The majority of the Committee concluded that Disciplinary Counsel had submitted
sufficient evidence to support a finding that Respondent made six intentionally
dishonest statements in violation of Rule 8(c).
4
Finally, the majority of the Committee determined that the requirements for
imposing a fitness condition had been satisfied. However, a dissenting opinion
argued that the evidence was insufficient to support a Rule 8(c) violation for each of
the six statements, concluding that the evidence supported the finding only for a
single statement and that the requirements for imposing a fitness condition had not
been met, and recommending the imposition of a one-year suspension with
reinstatement contingent on the completion of the CLE requirement.
The Board of Professional Responsibility adopted the majority of the
Committee’s findings but concluded that the intent necessary to support a Rule 8(c)
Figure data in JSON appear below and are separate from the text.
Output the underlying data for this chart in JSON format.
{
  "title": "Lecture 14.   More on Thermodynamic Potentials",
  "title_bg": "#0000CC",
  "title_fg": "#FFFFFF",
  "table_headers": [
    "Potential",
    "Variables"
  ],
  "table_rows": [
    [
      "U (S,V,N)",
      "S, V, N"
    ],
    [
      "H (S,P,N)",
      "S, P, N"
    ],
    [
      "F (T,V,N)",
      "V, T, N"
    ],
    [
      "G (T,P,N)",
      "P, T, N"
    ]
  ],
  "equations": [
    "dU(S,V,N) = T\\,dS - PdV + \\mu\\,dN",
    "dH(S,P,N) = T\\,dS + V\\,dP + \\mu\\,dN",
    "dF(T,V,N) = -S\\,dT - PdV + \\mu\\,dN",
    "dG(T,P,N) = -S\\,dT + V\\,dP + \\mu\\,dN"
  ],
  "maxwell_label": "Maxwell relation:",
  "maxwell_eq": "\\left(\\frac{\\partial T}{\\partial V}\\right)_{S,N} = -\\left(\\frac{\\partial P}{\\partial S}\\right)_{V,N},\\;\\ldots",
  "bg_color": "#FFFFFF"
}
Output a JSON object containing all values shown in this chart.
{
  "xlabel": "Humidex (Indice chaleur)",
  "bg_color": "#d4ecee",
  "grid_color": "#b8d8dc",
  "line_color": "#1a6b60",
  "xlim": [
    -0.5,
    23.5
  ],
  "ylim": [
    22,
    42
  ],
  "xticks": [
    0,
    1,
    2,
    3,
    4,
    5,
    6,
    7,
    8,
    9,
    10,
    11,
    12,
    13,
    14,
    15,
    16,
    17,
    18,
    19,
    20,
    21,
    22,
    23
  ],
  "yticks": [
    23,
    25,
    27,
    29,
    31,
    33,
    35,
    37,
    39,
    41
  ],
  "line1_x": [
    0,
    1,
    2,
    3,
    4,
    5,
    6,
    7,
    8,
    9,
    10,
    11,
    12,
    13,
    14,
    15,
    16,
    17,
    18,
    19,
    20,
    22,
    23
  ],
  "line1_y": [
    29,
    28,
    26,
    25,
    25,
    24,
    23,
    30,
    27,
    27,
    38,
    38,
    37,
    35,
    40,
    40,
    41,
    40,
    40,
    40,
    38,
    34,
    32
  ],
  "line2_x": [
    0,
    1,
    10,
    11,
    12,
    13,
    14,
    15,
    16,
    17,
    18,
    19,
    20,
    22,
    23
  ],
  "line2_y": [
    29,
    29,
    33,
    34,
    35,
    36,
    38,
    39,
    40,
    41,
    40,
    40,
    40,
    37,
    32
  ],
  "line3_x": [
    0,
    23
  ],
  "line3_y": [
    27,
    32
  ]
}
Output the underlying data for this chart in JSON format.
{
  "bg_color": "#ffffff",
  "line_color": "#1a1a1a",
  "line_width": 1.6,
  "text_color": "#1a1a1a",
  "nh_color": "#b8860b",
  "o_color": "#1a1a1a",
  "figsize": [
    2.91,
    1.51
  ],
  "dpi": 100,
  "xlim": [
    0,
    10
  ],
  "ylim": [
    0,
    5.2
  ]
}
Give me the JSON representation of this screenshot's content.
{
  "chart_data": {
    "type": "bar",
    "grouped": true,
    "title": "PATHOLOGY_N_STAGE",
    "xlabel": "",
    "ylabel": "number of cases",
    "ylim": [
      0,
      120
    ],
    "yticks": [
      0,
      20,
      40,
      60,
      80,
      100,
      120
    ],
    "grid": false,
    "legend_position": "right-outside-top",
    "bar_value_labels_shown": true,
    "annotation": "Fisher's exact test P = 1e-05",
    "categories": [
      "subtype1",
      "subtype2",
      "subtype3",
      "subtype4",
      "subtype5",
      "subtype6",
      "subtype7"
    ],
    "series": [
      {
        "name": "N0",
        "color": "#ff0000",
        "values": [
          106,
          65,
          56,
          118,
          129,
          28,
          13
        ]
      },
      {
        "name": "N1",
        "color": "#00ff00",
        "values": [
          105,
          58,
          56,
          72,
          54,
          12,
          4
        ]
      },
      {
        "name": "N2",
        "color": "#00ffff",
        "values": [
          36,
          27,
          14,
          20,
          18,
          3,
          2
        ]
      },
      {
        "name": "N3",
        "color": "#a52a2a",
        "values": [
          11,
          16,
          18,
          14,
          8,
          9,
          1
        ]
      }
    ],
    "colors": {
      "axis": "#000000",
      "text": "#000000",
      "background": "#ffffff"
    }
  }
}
violation had been established as to only two of Respondent’s statements. The Board
rejected the recommendation to impose a fitness requirement, concluding that the
imposition of the legal education condition would ensure that similar violations
would not occur in the future. The Board recommended a one-year suspension with
a CLE condition.
Respondent filed a statement that he does not oppose the Board’s Report and
Recommendation, and no exceptions were filed by Disciplinary Counsel. Under
D.C. Bar R. XI, § 9(h)(2), “if no exceptions are filed to the Board’s report, the [c]ourt
5
will enter an order imposing the discipline recommended by the Board upon the
expiration of the time permitted for filing exceptions.” See also In re Viehe, 762
A.2d 542, 543 (D.C. 2000) (“When . . . there are no exceptions to the Board’s report
and recommendation, our deferential standard of review becomes even more
deferential.”). We are satisfied that the record supports the Board’s findings and
conclusions and that the Board’s recommended sanction of a one-year suspension
with conditions for reinstatement falls within the range of discipline imposed for
similar misconduct.3 Therefore, we accept the recommendation that respondent be
suspended for one-year and that reinstatement be contingent on the completion of
six hours of approved CLE on trust account management and three hours on legal
ethics.
Accordingly, it is
ORDERED that respondent Isaac H. Marks, Sr., is hereby suspended for a
period of one-year and that his reinstatement is contingent on his completion of six
hours of CLE on trust account management and three hours on legal ethics.
3
See, e.g., In re Soninen, 853 A.2d 712, 715 (D.C. 2004) (six-month
suspension for false statements and serious interference with the administration of
justice); In re Fair, 780 A. 26 1106, 1114 (D.C. 2001) (six-month suspension is the
norm for negligent misappropriation of entrusted funds).
6
Respondent’s attention is directed to the requirements of D.C. Bar. R. IX § 14 and
their effect on eligibility for reinstatement. See D.C. Bar. R. IX § 16(c).